- Born: 4 January 1951 (age 75) Bielefeld, West Germany
- Occupations: Heir and businessman
- Title: CEO, Dr. Oetker
- Term: 2010–
- Parent(s): Rudolf August Oetker Susanne Jantsch
- Family: Oetker family

= Richard Oetker =

German entrepreneur, victim of kidnapping

Richard Oetker (born 4 January 1951) is a German billionaire heir and businessman, who in 2010 became CEO of multinational food processing company Dr. Oetker. In 1976 he was kidnapped by Dieter Zlof, a Slovene-born mechanic, and only released after a substantial ransom was paid. As of October 2021, his net worth was estimated at US$2.7 billion.

==Career==
He was born in Bielefeld to Rudolf August Oetker (1916–2007) and Susanne Jantsch (1922–2012); his siblings are August Oetker the Younger, Bergit Countess Douglas, and Christian Oetker. He studied agronomy and brewing at the Technical University of Munich and has held various positions at Dr. Oetker since 1981, the year his father retired as CEO. He has been married twice and has two children.

==Kidnapping==
On 14 December 1976, the 25-year-old student was kidnapped by 34-year-old Dieter Zlof, a Slovene-born mechanic who locked him into a crate and linked his feet and wrists to manacles that would give him electric shocks if he screamed or tried to break out. While Oetker was 1.94 m tall, the crate was 1.45 m long and 70 cm wide. In the early hours of 15 December, a noise sparked off a near fatal shock that broke Oetker's thighs and two of his ribs as he thumped against the crate. His screams prolonged the shocks by ten seconds, and the pain was such that he briefly wanted to die.

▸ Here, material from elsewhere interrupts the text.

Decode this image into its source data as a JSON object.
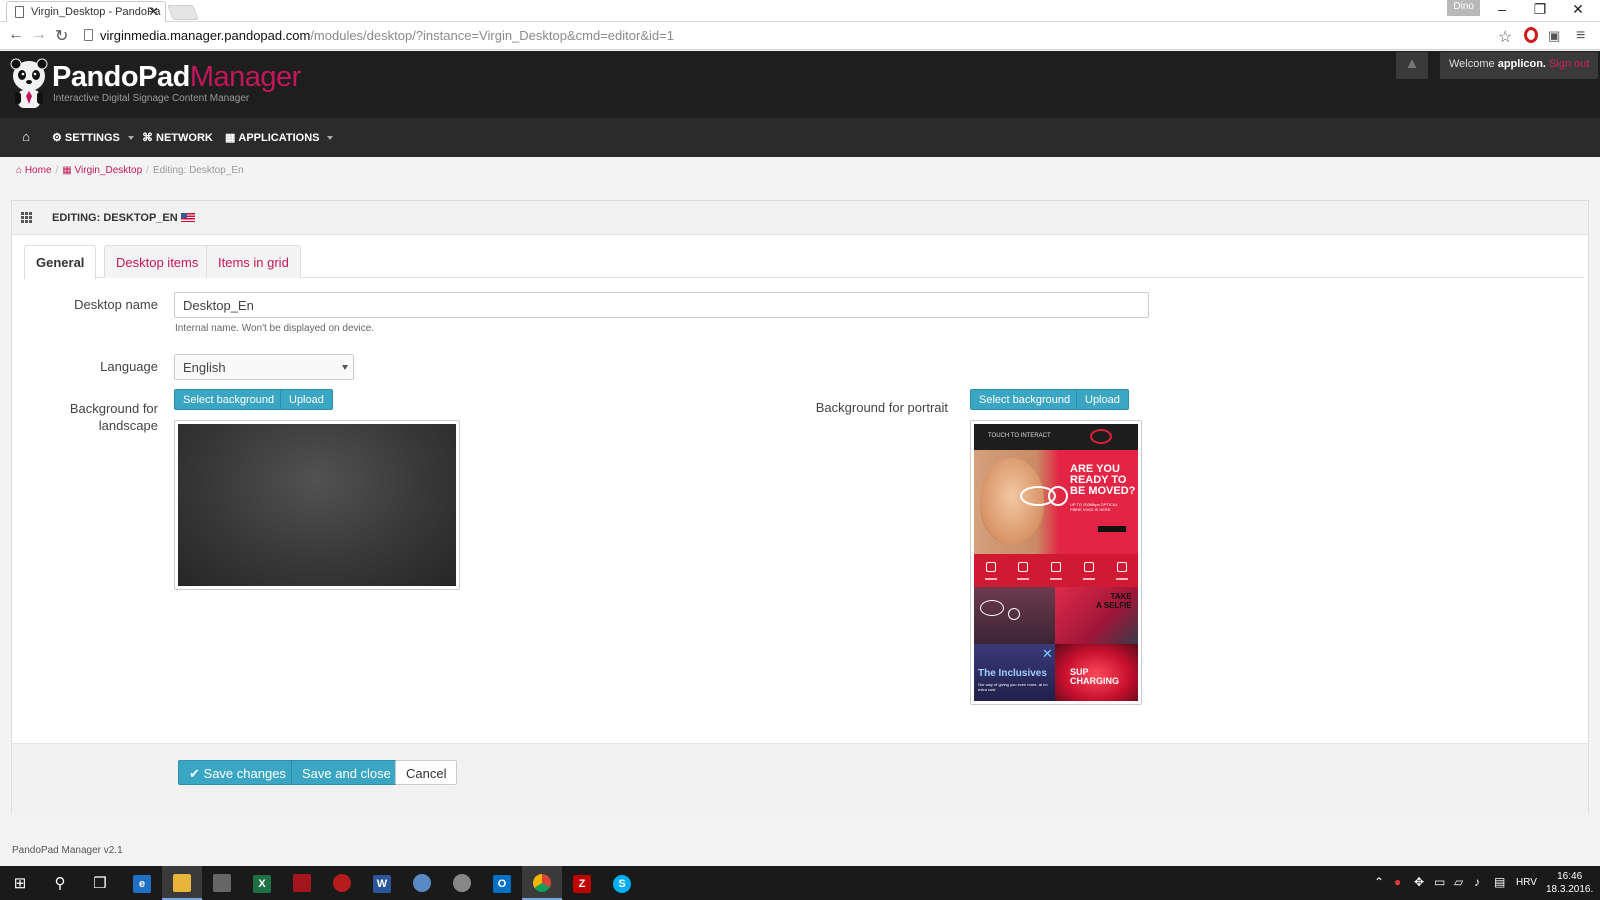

He was freed for DM21 million, the highest ransom then paid in Germany. The abduction had lasted 47 hours by the time he was found in an Opel Commodore on 16 December. Zlof was arrested on 30 January 1979 on circumstantial evidence. Though he did not plead guilty, he received the maximum penalty – fifteen years in prison – on 9 June 1980.

In May 1997, Zlof, who had buried the ransom in a forest around 30 km southeast of Munich, went to England to swap mouldy banknotes worth DM12.5 million for usable money. The rest had mouldered away in its cache. He was re-arrested, served out a two-year sentence, and confessed to the kidnapping in a 1997 autobiography which was written by his barrister’s wife.

Oetker still suffers from the injuries he sustained in the crate. He spent four years on crutches, had several operations until 1994, and relearned to stand and walk. His lung had also been damaged as a result of his squatting inside the crate for hours on end.

==Dance with the Devil==
The 2001 film Dance with the Devil (Der Tanz mit dem Teufel) revolves around Oetker's ransom. It stars Sebastian Koch as Richard Oetker, Tobias Moretti as investigator Helmut Bauer (who the script renames Georg Kufbach), and Christoph Waltz as Dieter Cilov. Zlof's name was altered for legal reasons.